Frequently Asked Questions

What does "WPA3" mean?

The latest Wi-Fi security protocol that provides stronger encryption and better protection against password-guessing attacks than its predecessor WPA2.

Why does WPA3 matter for internet quality?

Wi-Fi Protected Access 3 (WPA3) is the Wi-Fi Alliance's third-generation Wi-Fi security protocol, ratified in 2018 and required for Wi-Fi 6 certification since 2020. WPA3 replaces WPA2, which had been the standard since 2004 and was shown to have significant vulnerabilities in 2017 via the KRACK att...

About This Data

Definitions based on FCC standards, industry specifications, and federal broadband policy. Speed benchmarks reflect 2024 FCC standards. See our methodology.

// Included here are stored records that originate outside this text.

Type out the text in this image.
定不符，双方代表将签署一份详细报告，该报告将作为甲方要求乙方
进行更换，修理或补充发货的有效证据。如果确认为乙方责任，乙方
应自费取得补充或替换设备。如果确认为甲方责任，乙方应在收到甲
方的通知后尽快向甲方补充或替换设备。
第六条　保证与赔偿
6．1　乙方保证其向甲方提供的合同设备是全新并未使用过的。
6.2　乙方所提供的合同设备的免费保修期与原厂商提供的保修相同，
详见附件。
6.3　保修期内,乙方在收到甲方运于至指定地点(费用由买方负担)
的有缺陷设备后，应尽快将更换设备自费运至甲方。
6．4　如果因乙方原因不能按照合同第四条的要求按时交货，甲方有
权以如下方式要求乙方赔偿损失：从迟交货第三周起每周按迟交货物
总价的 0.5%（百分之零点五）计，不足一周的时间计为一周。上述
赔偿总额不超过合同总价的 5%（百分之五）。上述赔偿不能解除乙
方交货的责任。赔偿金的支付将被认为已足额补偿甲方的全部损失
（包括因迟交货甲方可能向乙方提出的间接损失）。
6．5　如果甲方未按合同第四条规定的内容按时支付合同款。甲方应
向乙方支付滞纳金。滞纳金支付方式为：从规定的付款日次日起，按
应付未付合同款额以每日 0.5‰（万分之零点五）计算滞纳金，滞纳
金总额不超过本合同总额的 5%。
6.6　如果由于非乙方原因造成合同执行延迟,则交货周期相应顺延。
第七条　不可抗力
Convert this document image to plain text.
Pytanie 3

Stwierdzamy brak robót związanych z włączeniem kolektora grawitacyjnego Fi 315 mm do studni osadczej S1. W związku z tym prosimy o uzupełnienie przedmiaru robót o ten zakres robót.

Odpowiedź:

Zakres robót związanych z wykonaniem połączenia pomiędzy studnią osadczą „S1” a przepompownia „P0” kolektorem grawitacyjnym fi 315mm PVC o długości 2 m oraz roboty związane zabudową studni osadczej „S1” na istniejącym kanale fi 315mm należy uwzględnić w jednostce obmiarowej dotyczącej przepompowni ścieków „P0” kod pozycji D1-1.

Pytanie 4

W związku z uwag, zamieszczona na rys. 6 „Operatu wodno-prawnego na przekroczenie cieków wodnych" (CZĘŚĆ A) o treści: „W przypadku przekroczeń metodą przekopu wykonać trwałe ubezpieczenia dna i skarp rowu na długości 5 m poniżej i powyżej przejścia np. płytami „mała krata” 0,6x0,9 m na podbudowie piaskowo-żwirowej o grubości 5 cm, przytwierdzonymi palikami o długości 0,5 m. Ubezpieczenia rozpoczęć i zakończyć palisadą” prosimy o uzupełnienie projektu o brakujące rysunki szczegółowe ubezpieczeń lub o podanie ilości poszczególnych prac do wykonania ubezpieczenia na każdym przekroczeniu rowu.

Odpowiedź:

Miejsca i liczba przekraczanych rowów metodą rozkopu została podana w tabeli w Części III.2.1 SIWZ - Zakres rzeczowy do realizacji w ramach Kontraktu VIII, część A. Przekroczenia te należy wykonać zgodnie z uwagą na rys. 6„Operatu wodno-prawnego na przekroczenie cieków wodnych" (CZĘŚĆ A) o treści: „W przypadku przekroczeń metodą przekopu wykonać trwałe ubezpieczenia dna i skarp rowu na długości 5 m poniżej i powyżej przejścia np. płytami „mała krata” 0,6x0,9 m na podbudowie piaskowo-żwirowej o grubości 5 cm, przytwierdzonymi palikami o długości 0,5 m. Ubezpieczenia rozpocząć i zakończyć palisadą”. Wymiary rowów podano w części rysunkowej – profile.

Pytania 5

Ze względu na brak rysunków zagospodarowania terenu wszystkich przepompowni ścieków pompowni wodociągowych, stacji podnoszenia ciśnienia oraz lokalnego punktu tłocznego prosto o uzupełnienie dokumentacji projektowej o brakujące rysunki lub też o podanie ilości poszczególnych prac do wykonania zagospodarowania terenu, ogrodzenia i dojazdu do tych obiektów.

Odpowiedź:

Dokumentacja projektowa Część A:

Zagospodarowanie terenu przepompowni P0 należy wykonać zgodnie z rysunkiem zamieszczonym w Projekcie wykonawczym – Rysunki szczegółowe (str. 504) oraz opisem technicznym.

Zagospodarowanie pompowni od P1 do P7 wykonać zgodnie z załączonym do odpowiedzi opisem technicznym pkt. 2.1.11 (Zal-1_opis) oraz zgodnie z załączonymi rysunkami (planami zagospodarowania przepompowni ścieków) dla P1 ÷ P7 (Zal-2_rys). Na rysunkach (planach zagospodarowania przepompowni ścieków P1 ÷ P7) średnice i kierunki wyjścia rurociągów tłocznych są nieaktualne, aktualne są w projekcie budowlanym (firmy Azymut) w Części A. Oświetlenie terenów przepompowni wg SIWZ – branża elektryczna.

this entity is one of the U.S. internet availability and broadband speed concepts that recurs across this site. The definition above is the technical answer; the paragraphs below add the practical context for how the concept connects to the the FCC Broadband Data Collection (BDC) data behind every per-entity page on the site.

In the the FCC Broadband Data Collection (BDC) data, this concept shapes one or more of the fields that drive the per-entity grades and rankings on this site. The methodology page describes which fields feed into which output; this glossary entry documents the underlying term.